Out beyond the whispering fierceness of old age -- out where parallel lines meet and the edges of a flat earth are unfurled -- there seems to be an unintended tenderness.

Think of it: No more pills, no more doctors, no more disconnect between what can be thought and what achieved ... and it's not as if some diaphanous hand had compelled it or were 'loving' or some such. It's just the way things are, perhaps. Like a dog wagging its tail -- of course it wags its tail... if wag its tail it does.

There -- doesn't that feel better?


  1. It's something to look forward too. In the meantime, the bathroom, where I happily resolved many biological issues, has become a battleground.
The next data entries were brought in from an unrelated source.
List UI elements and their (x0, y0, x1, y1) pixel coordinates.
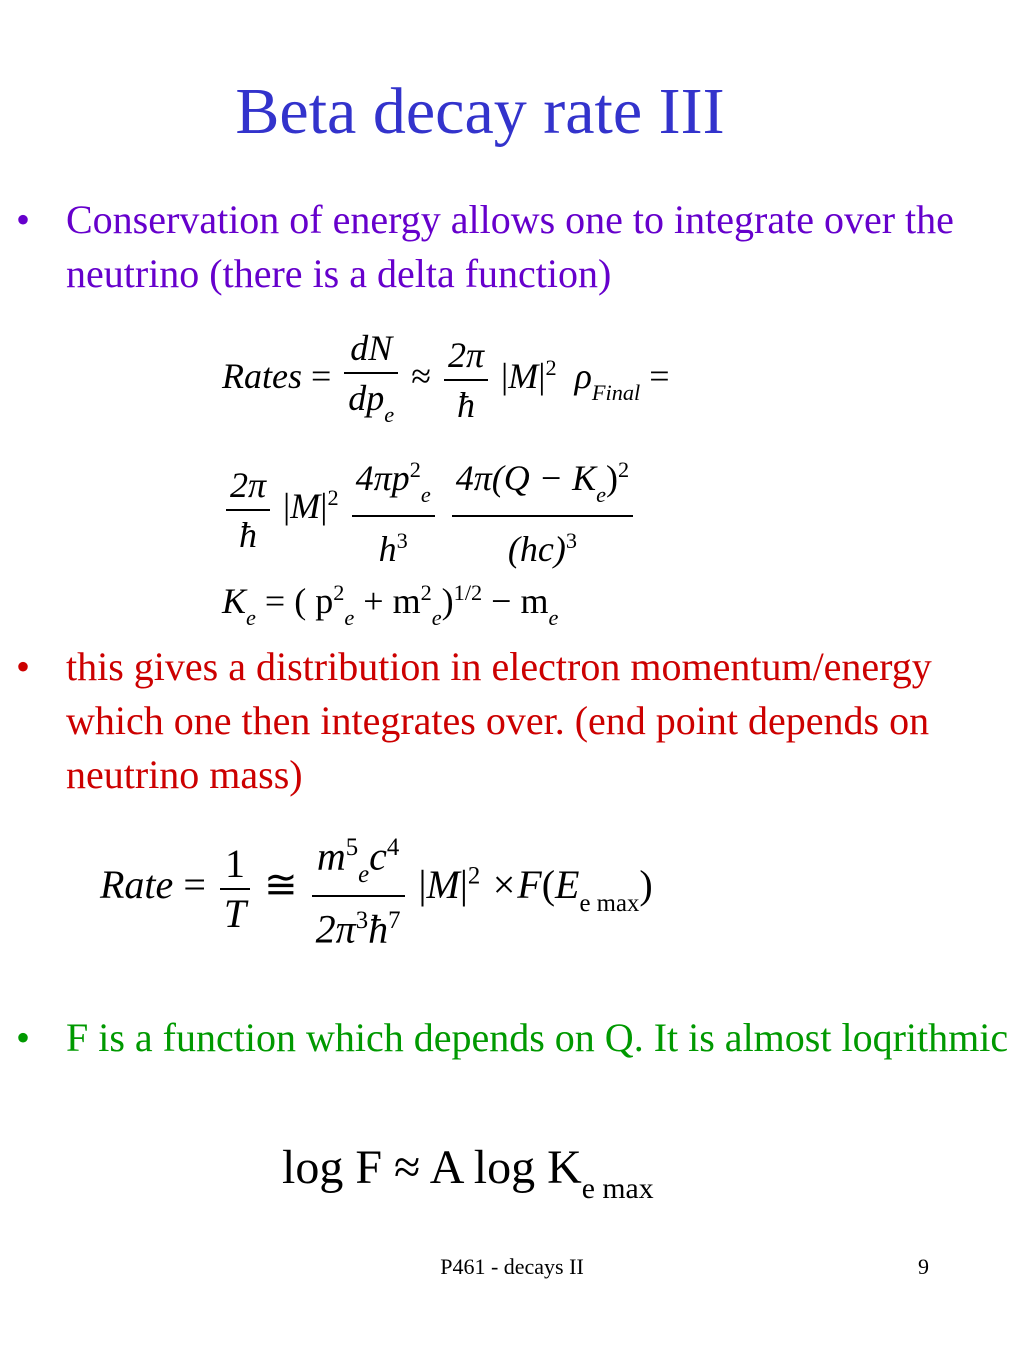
fraction-dn-dpe: $\frac{dN}{dp_e}$ (344, 326, 398, 433)
bullet-item (16, 640, 1016, 802)
equation-expansion: $\frac{2\pi}{ħ}$ $|M|^2$ $\frac{4\pi p^2_e}{h^3}$ $\frac{4\pi(Q - K_e)^2}{(hc)^3}$ (222, 448, 637, 571)
bullet-icon: • (16, 1015, 31, 1060)
fraction-2pi-hbar: $\frac{2\pi}{ħ}$ (444, 333, 488, 427)
bullet-item (16, 1011, 1016, 1065)
bullet-text: F is a function which depends on Q. It is almost loqrithmic (66, 1015, 1009, 1060)
equation-log-f: log F ≈ A $\log K_{e max}$ (282, 1141, 654, 1205)
fraction-2pi-hbar: $\frac{2\pi}{ħ}$ (226, 463, 270, 557)
bullet-text: this gives a distribution in electron momentum/energy which one then integrates over. (end point depends on neutrino mass) (66, 644, 932, 797)
bullet-icon: • (16, 197, 31, 242)
page-title: Beta decay rate III (235, 75, 725, 148)
bullet-text: Conservation of energy allows one to integrate over the neutrino (there is a delta function) (66, 197, 954, 296)
equation-rates: Rates = $\frac{dN}{dp_e}$ ≈ $\frac{2\pi}{ħ}$ $|M|^2$ $\rho_{Final}$ = (222, 326, 670, 433)
page-number: 9 (918, 1254, 929, 1279)
fraction-phase-space-neutrino: $\frac{4\pi(Q - K_e)^2}{(hc)^3}$ (452, 448, 633, 571)
bullet-item (16, 193, 1016, 301)
footer-course-label: P461 - decays II (440, 1254, 584, 1279)
equation-kinetic-energy: $K_e$ = ( $p^2_e + m^2_e)^{1/2} - m_e$ (222, 580, 559, 631)
fraction-phase-space-electron: $\frac{4\pi p^2_e}{h^3}$ (352, 448, 435, 571)
equation-rate-total: Rate = $\frac{1}{T}$ ≅ $\frac{m^5_ec^4}{2\pi^3ħ^7}$ $|M|^2 \times F(E_{e max})$ (100, 826, 653, 952)
bullet-icon: • (16, 644, 31, 689)
fraction-mass-constant: $\frac{m^5_ec^4}{2\pi^3ħ^7}$ (312, 826, 405, 952)
fraction-1-over-T: $\frac{1}{T}$ (220, 842, 250, 936)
Oh how I miss those good old days.

    1. you're still a young brain with a mind of master, what's left are only painful details of everyday life, my friend. Julianne da Costa Rosa (ex-Marcel0)i changed my email and lost contact,unfortunatly.

    2. That’s a nice way to put it. But why put lipstick on an old, decrepit dog when all it needs is a nice stew?
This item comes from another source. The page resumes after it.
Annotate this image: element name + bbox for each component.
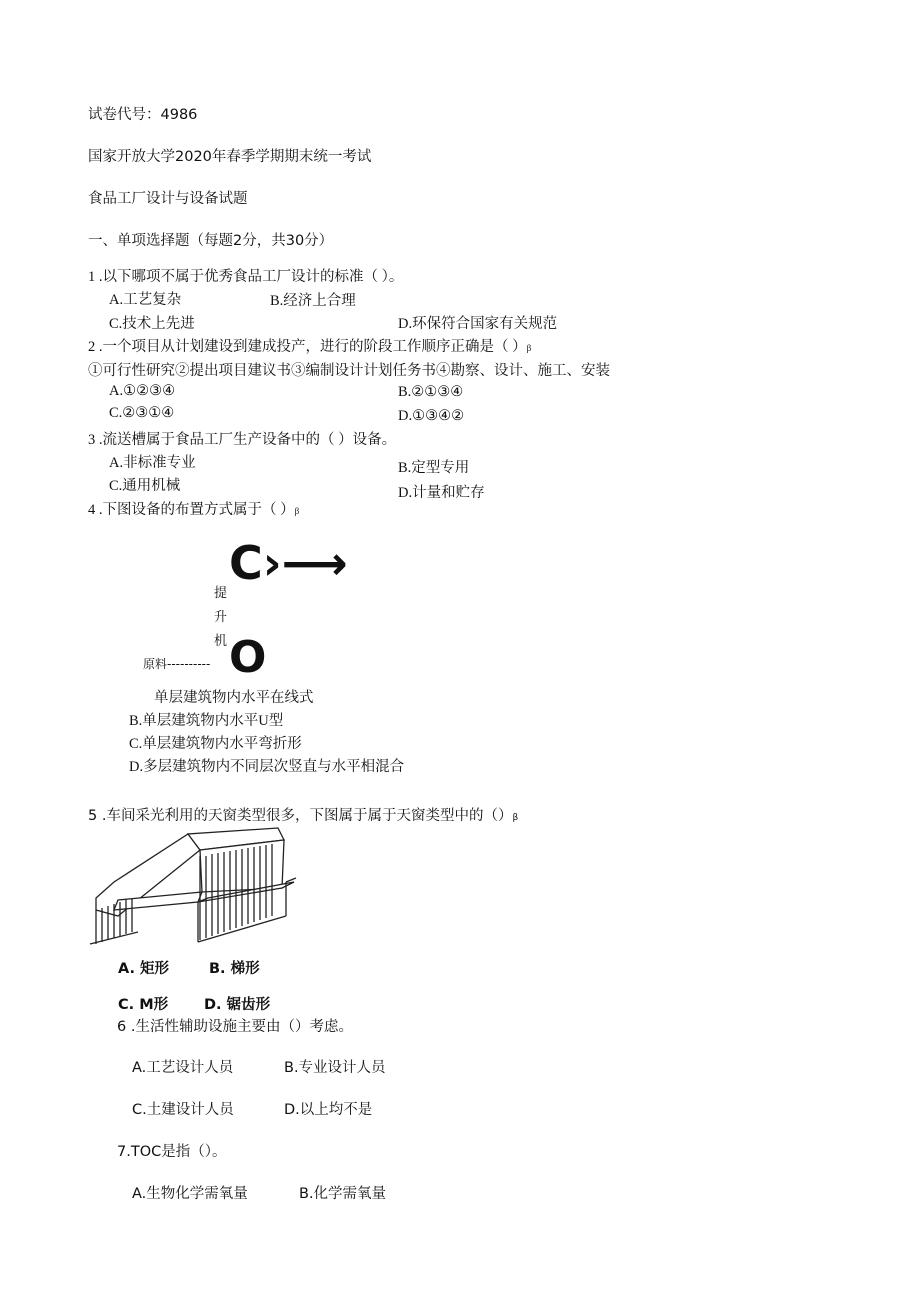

      Back to the point: We get old. We die. Sometime in between we might loose the ability to chew so all we can eat is stew or puréed chicken.

      In some recounting of the life of Siddhartha Gautama, it was said the Buddha in encouraging rigorous practice and deep self realization in this life, didn’t even hint at a hereafter, reincarnation, whatever. But, many of his followers couldn’t resist. The reasons were and still are numerous. For example “If I don’t make it to Buddhahood in this life was all that effort to refrain from evil, do good and meditate in vain?” The Buddha’s followers couldn’t avoid addressing such questions. Were their teaching based on insights gain in deep meditative states or simply meditative fantasies? Or, instead were these teachings metaphors or worse pacifiers? A cursory examination of certain fairly old Buddhist literature reveals either fertile and prolific imaginations or some interesting insights,

      My most favorite Zen Masters of the past didn’t die relaxing in a hot tub, they died on the cushion hopefully in samadhi but at least watching their breaths until the very last one. But I know this might be a bit of embellishment.
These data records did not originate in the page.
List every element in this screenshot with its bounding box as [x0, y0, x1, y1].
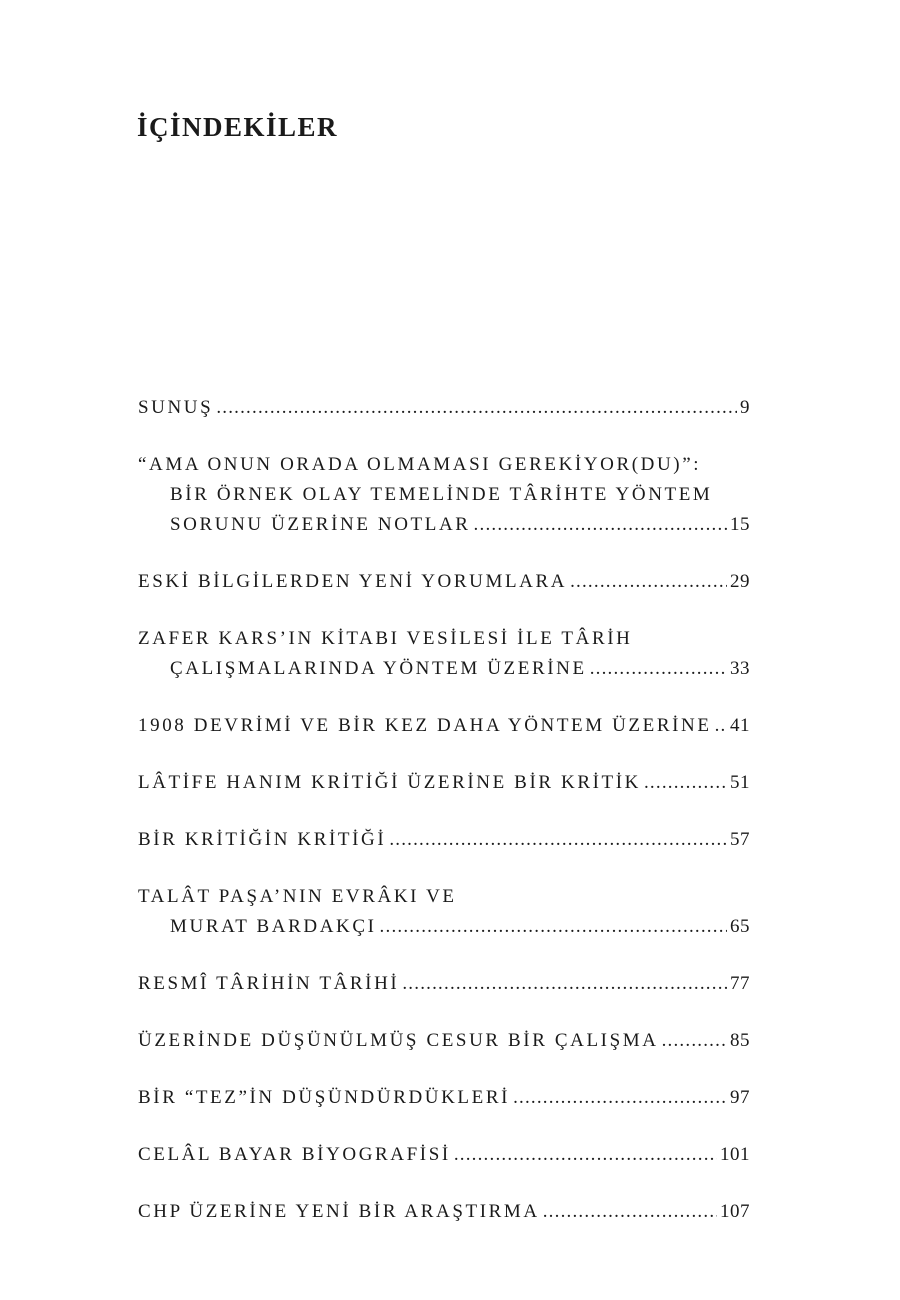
toc-entry	[138, 450, 750, 540]
toc-entry-title-line: MURAT BARDAKÇI	[170, 916, 377, 937]
page-number: 9	[740, 397, 750, 418]
dot-leader	[216, 393, 737, 423]
dot-leader	[662, 1026, 727, 1056]
page-number: 65	[730, 916, 750, 937]
toc-entry-row	[138, 567, 750, 597]
toc-entry-title-line: 1908 DEVRİMİ VE BİR KEZ DAHA YÖNTEM ÜZERİNE	[138, 715, 712, 736]
page-number: 57	[730, 829, 750, 850]
toc-entry	[138, 969, 750, 999]
toc-entry-title-line: ÇALIŞMALARINDA YÖNTEM ÜZERİNE	[170, 658, 587, 679]
toc-entry	[138, 825, 750, 855]
toc-entry-row	[138, 912, 750, 942]
page-number: 85	[730, 1030, 750, 1051]
toc-entry-title-line: ÜZERİNDE DÜŞÜNÜLMÜŞ CESUR BİR ÇALIŞMA	[138, 1030, 659, 1051]
toc-entry-row	[138, 1197, 750, 1227]
toc-entry-title-line: BİR “TEZ”İN DÜŞÜNDÜRDÜKLERİ	[138, 1087, 511, 1108]
toc-entry-row	[138, 1140, 750, 1170]
toc-entry-title-line: “AMA ONUN ORADA OLMAMASI GEREKİYOR(DU)”:	[138, 454, 702, 475]
page-number: 33	[730, 658, 750, 679]
toc-entry-title-line: SUNUŞ	[138, 397, 214, 418]
dot-leader	[389, 825, 727, 855]
toc-entry	[138, 1026, 750, 1056]
page-number: 41	[730, 715, 750, 736]
toc-entry-row	[138, 393, 750, 423]
dot-leader	[570, 567, 727, 597]
page-title: İÇİNDEKİLER	[137, 112, 339, 142]
toc-entry-title-line: RESMÎ TÂRİHİN TÂRİHİ	[138, 973, 400, 994]
toc-entry	[138, 1083, 750, 1113]
dot-leader	[644, 768, 727, 798]
toc-entry-title-line: TALÂT PAŞA’NIN EVRÂKI VE	[138, 886, 457, 907]
toc-entry	[138, 1197, 750, 1227]
dot-leader	[402, 969, 727, 999]
toc-entry	[138, 567, 750, 597]
dot-leader	[454, 1140, 717, 1170]
dot-leader	[474, 510, 727, 540]
page-number: 51	[730, 772, 750, 793]
toc-entry-title-line: BİR ÖRNEK OLAY TEMELİNDE TÂRİHTE YÖNTEM	[170, 484, 713, 505]
toc-entry-row	[138, 1083, 750, 1113]
page-number: 15	[730, 514, 750, 535]
dot-leader	[715, 711, 727, 741]
toc-entry	[138, 768, 750, 798]
page-number: 97	[730, 1087, 750, 1108]
toc-entry-title-line: CELÂL BAYAR BİYOGRAFİSİ	[138, 1144, 451, 1165]
toc-entry-row	[138, 768, 750, 798]
toc-entry	[138, 1140, 750, 1170]
toc-entry-row	[138, 1026, 750, 1056]
page-number: 101	[720, 1144, 750, 1165]
toc-entry	[138, 393, 750, 423]
page-number: 77	[730, 973, 750, 994]
toc-entry-row	[138, 711, 750, 741]
toc-entry-title-line: ESKİ BİLGİLERDEN YENİ YORUMLARA	[138, 571, 568, 592]
dot-leader	[513, 1083, 727, 1113]
toc-entry-title-line: ZAFER KARS’IN KİTABI VESİLESİ İLE TÂRİH	[138, 628, 633, 649]
dot-leader	[590, 654, 727, 684]
toc-entry-row	[138, 825, 750, 855]
page-number: 29	[730, 571, 750, 592]
toc-entry-row	[138, 654, 750, 684]
page-number: 107	[720, 1201, 750, 1222]
dot-leader	[543, 1197, 717, 1227]
dot-leader	[380, 912, 727, 942]
toc-entry	[138, 882, 750, 942]
toc-entry-title-line: SORUNU ÜZERİNE NOTLAR	[170, 514, 471, 535]
toc-entry-row	[138, 969, 750, 999]
toc-entry	[138, 624, 750, 684]
toc-entry-title-line: CHP ÜZERİNE YENİ BİR ARAŞTIRMA	[138, 1201, 540, 1222]
toc-entry	[138, 711, 750, 741]
toc-entry-row	[138, 510, 750, 540]
table-of-contents	[138, 393, 750, 1254]
toc-entry-title-line: BİR KRİTİĞİN KRİTİĞİ	[138, 829, 387, 850]
toc-entry-title-line: LÂTİFE HANIM KRİTİĞİ ÜZERİNE BİR KRİTİK	[138, 772, 641, 793]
      May be Genkaku is cultivating a 21st Century American Death:
      “On a Lawn Chair, in the backyard. Imagining Old Yella by his side.” Much better than, say, besides a Code Blue Cart headed by an arrogant attending, or worse, at a computer on social media, or worse still watching “M.A.S.H.” reruns.

      Gate, Gate, Paragate, Parasamgate. Bodhi Svaha!

      One moment.

  2. Where are your death fantasies coming from?

    There are many ideas about life after death beginning but not ending with with nothing.

    Take one, the Buddhist notion of the Bardo. What if the notions about the Six Bardos are correct? Being ignorant unprepared one would be in for a very big surprise and likely suffer greatly.

    In the end I prefer to take an “I don’t know stance. This could happen and if it does then... But if the other thing happens, then ....” But fantasize about pleasantries? Hahahaha!